The NLRB complaint names ECCA Vice-President Ray Barker, Sylacauga Plant Manager Randy Sandrik and five other managers. The NLRB alleges that Barker instructed supervisors to maintain records of employees' union sentiments; that Sandrik threatened employees who supported union organising efforts; and that two supervisors interrogated employees about their union activities. All are violations of Section 8(a)(1) of the US National Labor Relations Act, which prohibits employer interference, restraint or coercion of employees exercising their rights to organise.

ECCA is a wholly-owned subsidiary of Imerys USA, Inc., formed by the 1999 merger of Imetal and English China Clays, Inc. Prior to the merger, Imetal and ECC operated neighbouring plants in Sylacauga, with the Imetal facility represented by PACE. On the effective date of the companies' merger, Imerys withdrew recognition from PACE and repudiated the labour contract (collective agreement) signed by Imetal and PACE.

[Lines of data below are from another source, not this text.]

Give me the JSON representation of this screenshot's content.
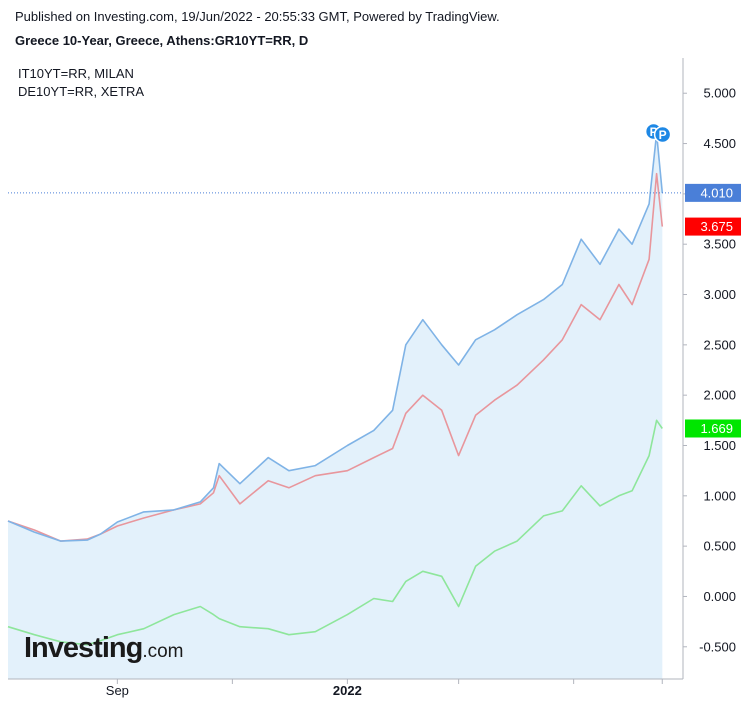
{
  "header": {
    "published": "Published on Investing.com, 19/Jun/2022 - 20:55:33 GMT, Powered by TradingView.",
    "title": "Greece 10-Year, Greece, Athens:GR10YT=RR, D"
  },
  "legend": {
    "italy": "IT10YT=RR, MILAN",
    "germany": "DE10YT=RR, XETRA"
  },
  "logo": {
    "main": "Investing",
    "suffix": ".com"
  },
  "markers": {
    "label": "P"
  },
  "price_tags": [
    {
      "series": "Greece 10-Year",
      "value": "4.010",
      "color": "#4a7fd8"
    },
    {
      "series": "IT10YT=RR",
      "value": "3.675",
      "color": "#ff0000"
    },
    {
      "series": "DE10YT=RR",
      "value": "1.669",
      "color": "#00e600"
    }
  ],
  "colors": {
    "greece_line": "#7fb3e6",
    "greece_fill": "#e3f1fb",
    "italy_line": "#e8969c",
    "germany_line": "#8ee69b",
    "marker": "#1e88e5"
  },
  "chart_data": {
    "type": "line",
    "x_ticks": [
      {
        "label": "Sep",
        "date": "2021-09-01",
        "bold": false
      },
      {
        "label": "",
        "date": "2021-11-01",
        "bold": false
      },
      {
        "label": "2022",
        "date": "2022-01-01",
        "bold": true
      },
      {
        "label": "",
        "date": "2022-03-01",
        "bold": false
      },
      {
        "label": "",
        "date": "2022-05-01",
        "bold": false
      },
      {
        "label": "",
        "date": "2022-06-17",
        "bold": false
      }
    ],
    "x_range": [
      "2021-07-05",
      "2022-06-28"
    ],
    "yticks": [
      "5.000",
      "4.500",
      "4.000",
      "3.500",
      "3.000",
      "2.500",
      "2.000",
      "1.500",
      "1.000",
      "0.500",
      "0.000",
      "-0.500"
    ],
    "ylim": [
      -0.82,
      5.35
    ],
    "current_level": 4.01,
    "series": [
      {
        "key": "greece",
        "x": [
          "2021-07-05",
          "2021-07-19",
          "2021-08-02",
          "2021-08-16",
          "2021-08-23",
          "2021-09-01",
          "2021-09-15",
          "2021-10-01",
          "2021-10-15",
          "2021-10-22",
          "2021-10-25",
          "2021-11-05",
          "2021-11-20",
          "2021-12-01",
          "2021-12-15",
          "2022-01-01",
          "2022-01-15",
          "2022-01-25",
          "2022-02-01",
          "2022-02-10",
          "2022-02-20",
          "2022-03-01",
          "2022-03-10",
          "2022-03-20",
          "2022-04-01",
          "2022-04-15",
          "2022-04-25",
          "2022-05-05",
          "2022-05-15",
          "2022-05-25",
          "2022-06-01",
          "2022-06-10",
          "2022-06-14",
          "2022-06-17"
        ],
        "values": [
          0.75,
          0.64,
          0.55,
          0.56,
          0.62,
          0.74,
          0.84,
          0.86,
          0.94,
          1.08,
          1.32,
          1.12,
          1.38,
          1.25,
          1.3,
          1.5,
          1.65,
          1.85,
          2.5,
          2.75,
          2.5,
          2.3,
          2.55,
          2.65,
          2.8,
          2.95,
          3.1,
          3.55,
          3.3,
          3.65,
          3.5,
          3.9,
          4.6,
          4.01
        ]
      },
      {
        "key": "italy",
        "x": [
          "2021-07-05",
          "2021-07-19",
          "2021-08-02",
          "2021-08-16",
          "2021-08-23",
          "2021-09-01",
          "2021-09-15",
          "2021-10-01",
          "2021-10-15",
          "2021-10-22",
          "2021-10-25",
          "2021-11-05",
          "2021-11-20",
          "2021-12-01",
          "2021-12-15",
          "2022-01-01",
          "2022-01-15",
          "2022-01-25",
          "2022-02-01",
          "2022-02-10",
          "2022-02-20",
          "2022-03-01",
          "2022-03-10",
          "2022-03-20",
          "2022-04-01",
          "2022-04-15",
          "2022-04-25",
          "2022-05-05",
          "2022-05-15",
          "2022-05-25",
          "2022-06-01",
          "2022-06-10",
          "2022-06-14",
          "2022-06-17"
        ],
        "values": [
          0.75,
          0.66,
          0.55,
          0.57,
          0.62,
          0.7,
          0.78,
          0.86,
          0.92,
          1.03,
          1.2,
          0.92,
          1.15,
          1.08,
          1.2,
          1.25,
          1.38,
          1.47,
          1.82,
          2.0,
          1.85,
          1.4,
          1.8,
          1.95,
          2.1,
          2.35,
          2.55,
          2.9,
          2.75,
          3.1,
          2.9,
          3.35,
          4.2,
          3.675
        ]
      },
      {
        "key": "germany",
        "x": [
          "2021-07-05",
          "2021-07-19",
          "2021-08-02",
          "2021-08-16",
          "2021-08-23",
          "2021-09-01",
          "2021-09-15",
          "2021-10-01",
          "2021-10-15",
          "2021-10-22",
          "2021-10-25",
          "2021-11-05",
          "2021-11-20",
          "2021-12-01",
          "2021-12-15",
          "2022-01-01",
          "2022-01-15",
          "2022-01-25",
          "2022-02-01",
          "2022-02-10",
          "2022-02-20",
          "2022-03-01",
          "2022-03-10",
          "2022-03-20",
          "2022-04-01",
          "2022-04-15",
          "2022-04-25",
          "2022-05-05",
          "2022-05-15",
          "2022-05-25",
          "2022-06-01",
          "2022-06-10",
          "2022-06-14",
          "2022-06-17"
        ],
        "values": [
          -0.3,
          -0.38,
          -0.45,
          -0.48,
          -0.44,
          -0.38,
          -0.32,
          -0.18,
          -0.1,
          -0.18,
          -0.22,
          -0.3,
          -0.32,
          -0.38,
          -0.35,
          -0.18,
          -0.02,
          -0.05,
          0.15,
          0.25,
          0.2,
          -0.1,
          0.3,
          0.45,
          0.55,
          0.8,
          0.85,
          1.1,
          0.9,
          1.0,
          1.05,
          1.4,
          1.75,
          1.669
        ]
      }
    ]
  }
}
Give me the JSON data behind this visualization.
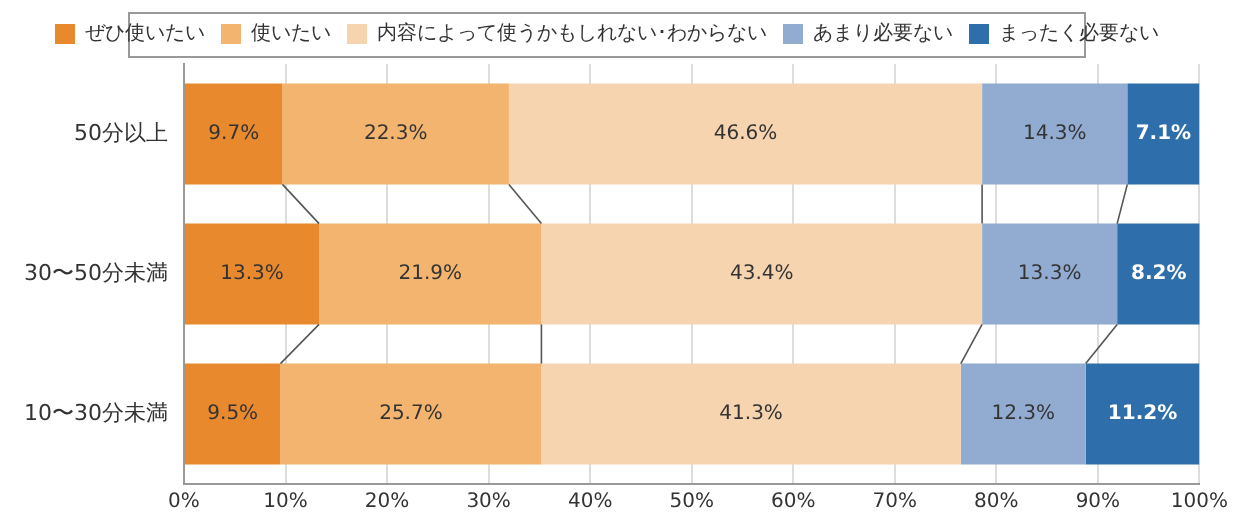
{
  "chart_data": {
    "type": "bar",
    "orientation": "horizontal",
    "stacked": true,
    "categories": [
      "50分以上",
      "30〜50分未満",
      "10〜30分未満"
    ],
    "series": [
      {
        "name": "ぜひ使いたい",
        "color": "#e8892e",
        "values": [
          9.7,
          13.3,
          9.5
        ],
        "value_labels": [
          "9.7%",
          "13.3%",
          "9.5%"
        ]
      },
      {
        "name": "使いたい",
        "color": "#f2b46e",
        "values": [
          22.3,
          21.9,
          25.7
        ],
        "value_labels": [
          "22.3%",
          "21.9%",
          "25.7%"
        ]
      },
      {
        "name": "内容によって使うかもしれない･わからない",
        "color": "#f6d4b0",
        "values": [
          46.6,
          43.4,
          41.3
        ],
        "value_labels": [
          "46.6%",
          "43.4%",
          "41.3%"
        ]
      },
      {
        "name": "あまり必要ない",
        "color": "#91acd0",
        "values": [
          14.3,
          13.3,
          12.3
        ],
        "value_labels": [
          "14.3%",
          "13.3%",
          "12.3%"
        ]
      },
      {
        "name": "まったく必要ない",
        "color": "#2e6fab",
        "values": [
          7.1,
          8.2,
          11.2
        ],
        "value_labels": [
          "7.1%",
          "8.2%",
          "11.2%"
        ]
      }
    ],
    "xlim": [
      0,
      100
    ],
    "xticks": [
      {
        "value": 0,
        "label": "0%"
      },
      {
        "value": 10,
        "label": "10%"
      },
      {
        "value": 20,
        "label": "20%"
      },
      {
        "value": 30,
        "label": "30%"
      },
      {
        "value": 40,
        "label": "40%"
      },
      {
        "value": 50,
        "label": "50%"
      },
      {
        "value": 60,
        "label": "60%"
      },
      {
        "value": 70,
        "label": "70%"
      },
      {
        "value": 80,
        "label": "80%"
      },
      {
        "value": 90,
        "label": "90%"
      },
      {
        "value": 100,
        "label": "100%"
      }
    ],
    "grid": "x",
    "legend": "top"
  }
}
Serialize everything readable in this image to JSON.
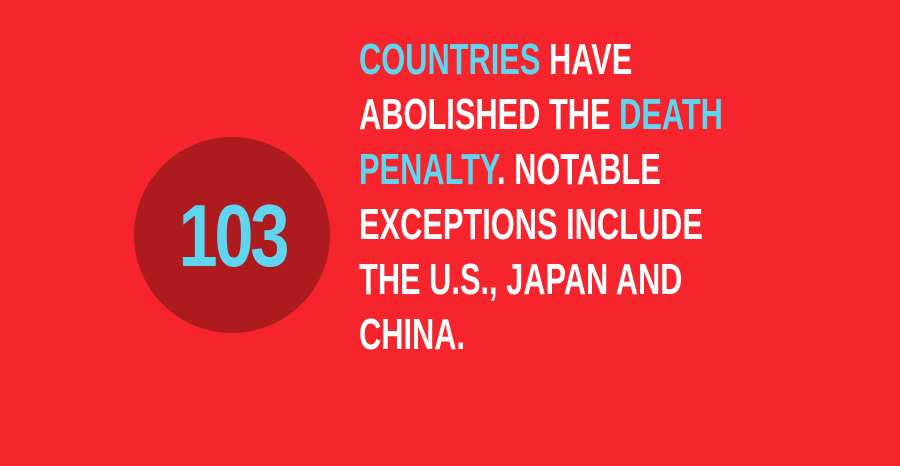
{
  "colors": {
    "background": "#f5242d",
    "circle": "#ad1b1f",
    "accent": "#5ed6f0",
    "text": "#ffffff"
  },
  "badge": {
    "number": "103"
  },
  "fact": {
    "lines": [
      [
        {
          "text": "COUNTRIES",
          "highlight": true
        },
        {
          "text": " HAVE",
          "highlight": false
        }
      ],
      [
        {
          "text": "ABOLISHED THE ",
          "highlight": false
        },
        {
          "text": "DEATH",
          "highlight": true
        }
      ],
      [
        {
          "text": "PENALTY",
          "highlight": true
        },
        {
          "text": ". NOTABLE",
          "highlight": false
        }
      ],
      [
        {
          "text": "EXCEPTIONS INCLUDE",
          "highlight": false
        }
      ],
      [
        {
          "text": "THE U.S., JAPAN AND",
          "highlight": false
        }
      ],
      [
        {
          "text": "CHINA.",
          "highlight": false
        }
      ]
    ]
  }
}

"The issuance of this complaint by the Board puts the authority of the USA government behind the charges made by PACE and the Sylacauga employees beginning last September," said Attorney Robert Weaver, who filed the charges on behalf of PACE. "For months the company has said there was nothing to the charges, and more recently that the charges were 'insignificant.' The Board's investigation and this complaint show just how high up the corporate ladder the violations go."

PACE and the ICEM have highlighted the company's hiring of professional union-busters in an aggressive drive against PACE efforts to organise workers in Alabama and elsewhere in the southeastern USA.

The company drive includes obligatory meetings at which employees are shown anti-union videos, while not permitted to ask questions. In a recent trip to discuss the situation with European labour leaders, Sylacauga worker Keith Fulbright said the videos, the interrogation and company threats to cut wages and remove benefits have many workers "scared to death."

The global labour campaign on Imerys is receiving strong support, notably from unions in France, where the company is headquartered and has production sites; in England, another big Imerys production centre; and in Belgium, where financiers the Frere family are major investors in the company.

"Imerys is a chameleon corporation," said ICEM General Secretary Fred Higgs in Brussels today. "It is preaching social partnership on one side of the Atlantic and bashing unions on the other. That is simply not on, and we have made this very clear to Imerys corporate management in Paris. Ultimately, the company's world headquarters bears the responsibility for the actions of its American management. We call upon Imerys to end immediately its anti-union campaign in the USA and to embark on a new, constructive relationship with the ICEM and its affiliated unions worldwide."